How to create foreign key only if it doesn't exists already?

Use a DO block to execute it in PL/PgSQL.

DO $$
BEGIN
    IF NOT EXISTS (SELECT 1 FROM pg_constraint WHERE conname = 'client_contact_contact_id_fkey') THEN
        ALTER TABLE common.client_contact
            ADD CONSTRAINT client_contact_contact_id_fkey
            FOREIGN KEY (contact_id) REFERENCES common.contact_item(id);
    END IF;
END;
$$;

You seem to be relying on the default constraint name generation, which isn't ideal. It's probably safer to use information_schema to check for the presence of a constraint that links the two columns.

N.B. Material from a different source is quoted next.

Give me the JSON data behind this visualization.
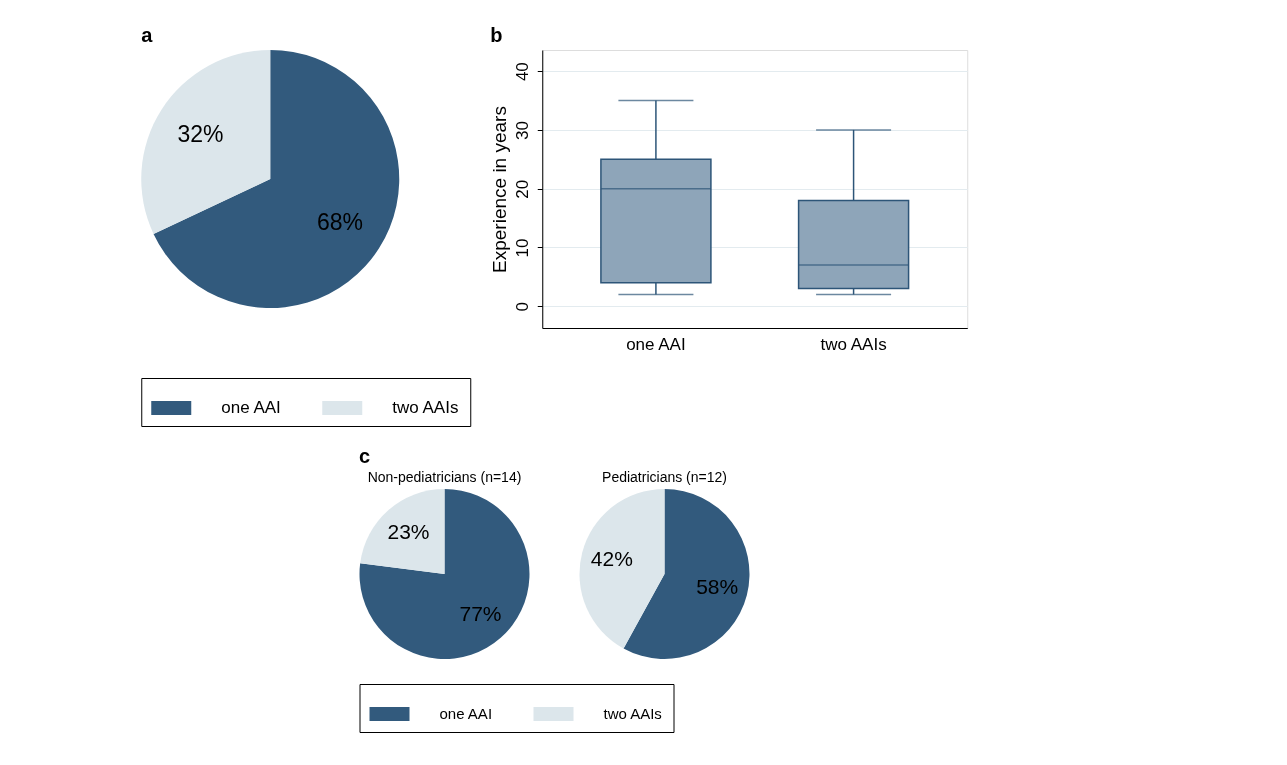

The following query checks for a foreign key between the two tables without relying on the generated constraint name:

SELECT 1
FROM information_schema.table_constraints tc 
INNER JOIN information_schema.constraint_column_usage ccu 
  USING (constraint_catalog, constraint_schema, constraint_name) 
INNER JOIN information_schema.key_column_usage kcu 
  USING (constraint_catalog, constraint_schema, constraint_name) 
WHERE constraint_type = 'FOREIGN KEY' 
  AND ccu.table_name = 'contact_item' 
  AND ccu.table_schema = 'common'  
  AND ccu.column_name = 'contact_id' 
  AND tc.table_schema = 'common' 
  AND tc.table_name = 'client_contact'
  AND kcu.column_name = 'id';

one way around the issue you are having is to delete the constraint before you create it

ALTER TABLE common.client_contact DROP CONSTRAINT IF EXISTS  client_contact_contact_id_fkey; 

ALTER TABLE common.client_contact
    ADD CONSTRAINT client_contact_contact_id_fkey
    FOREIGN KEY (contact_id) REFERENCES common.contact_item(id)

The adding of the named constraint will pass.